Paul Krugman weighs in on the subject by pointing out the results of some other privatization attempts that have been made in other countries:
Privatization dissipates a large fraction of workers' contributions on fees to investment companies…

…Decades of conservative marketing have convinced Americans that government programs always create bloated bureaucracies, while the private sector is always lean and efficient. But when it comes to retirement security, the opposite is true. More than 99 percent of Social Security's revenues go toward benefits, and less than 1 percent for overhead. In Chile's system, management fees are around 20 times as high. And that's a typical number for privatized systems.
The most consistently ire-provoking aspect of this whole fiasco is the lack of critical coverage from most of the mainstream press.
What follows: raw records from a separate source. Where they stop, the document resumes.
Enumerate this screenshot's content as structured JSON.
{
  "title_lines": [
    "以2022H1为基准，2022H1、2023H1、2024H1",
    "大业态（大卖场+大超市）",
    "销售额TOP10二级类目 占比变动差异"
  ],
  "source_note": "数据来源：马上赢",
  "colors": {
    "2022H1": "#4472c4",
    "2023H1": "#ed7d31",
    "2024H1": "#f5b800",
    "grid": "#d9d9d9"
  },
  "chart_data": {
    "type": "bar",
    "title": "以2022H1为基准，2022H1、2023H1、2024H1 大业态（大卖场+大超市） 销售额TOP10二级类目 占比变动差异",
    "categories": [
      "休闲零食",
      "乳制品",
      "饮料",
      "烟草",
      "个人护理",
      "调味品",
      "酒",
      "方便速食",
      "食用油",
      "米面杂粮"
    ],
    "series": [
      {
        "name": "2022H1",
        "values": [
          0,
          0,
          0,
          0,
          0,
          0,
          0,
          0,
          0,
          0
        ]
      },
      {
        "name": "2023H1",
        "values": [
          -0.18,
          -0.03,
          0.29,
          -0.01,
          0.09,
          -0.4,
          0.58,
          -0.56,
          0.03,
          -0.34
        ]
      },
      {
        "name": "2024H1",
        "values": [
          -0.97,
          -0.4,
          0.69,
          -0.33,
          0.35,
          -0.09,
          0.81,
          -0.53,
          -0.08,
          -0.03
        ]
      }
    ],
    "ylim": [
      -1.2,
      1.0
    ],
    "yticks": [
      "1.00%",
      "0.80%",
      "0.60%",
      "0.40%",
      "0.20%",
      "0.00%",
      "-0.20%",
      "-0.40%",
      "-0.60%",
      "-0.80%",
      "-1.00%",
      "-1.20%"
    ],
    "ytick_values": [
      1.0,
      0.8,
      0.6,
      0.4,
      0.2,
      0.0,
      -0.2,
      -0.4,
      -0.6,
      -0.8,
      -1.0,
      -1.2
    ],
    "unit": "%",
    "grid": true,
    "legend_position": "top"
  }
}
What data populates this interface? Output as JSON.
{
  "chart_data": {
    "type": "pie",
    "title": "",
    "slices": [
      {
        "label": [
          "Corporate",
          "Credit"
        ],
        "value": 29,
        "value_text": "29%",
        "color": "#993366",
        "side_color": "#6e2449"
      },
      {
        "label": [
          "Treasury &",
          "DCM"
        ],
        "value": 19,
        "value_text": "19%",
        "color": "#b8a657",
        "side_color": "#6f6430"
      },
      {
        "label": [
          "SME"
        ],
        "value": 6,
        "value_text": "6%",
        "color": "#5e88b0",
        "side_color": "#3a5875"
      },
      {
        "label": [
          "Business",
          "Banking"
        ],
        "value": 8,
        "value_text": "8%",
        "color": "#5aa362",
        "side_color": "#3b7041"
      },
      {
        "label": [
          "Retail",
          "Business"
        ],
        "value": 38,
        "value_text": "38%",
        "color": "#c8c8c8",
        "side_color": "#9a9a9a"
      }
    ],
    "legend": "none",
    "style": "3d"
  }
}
The Bush plan, flawed though it is, has a chance of going through mostly due to a lack of accurate information given to the public. The Republicans so far control the ground this debate is standing on.

Unless the Democrats can understand that and work to change the playing field, Bush will, over the objections of every economist and policy expert not on the GOP payroll, destroy one of the few government plans that _actually_ works the way it is supposed to.

Update: From Josh at Talking Points Memo
It turns out that there is at least one House Democrat who's coming out for ending the Social Security program. That would be Rep. Allen Boyd of Florida. He recently signed on as the cosponsor of Jim Kolbe's phase-out bill.

So, as long as we know where Boyd stands, let's find out where everyone else stands on the issue too.

The only way the Democrats are going to survive this is through complete and total party discipline. All it takes is a few Democrats crossing the isle and the Republicans will have all the PR they need. As someone else said (I can't remember at the moment, but I can't take credit for this idea), this needs to be completely on the Republicans, win or lose (and it will be lose). Any shadow of bipartisanship will simply give the Republicans political coverage in the long run.

Killing Social Security is the Republican's baby, let them take all the credit.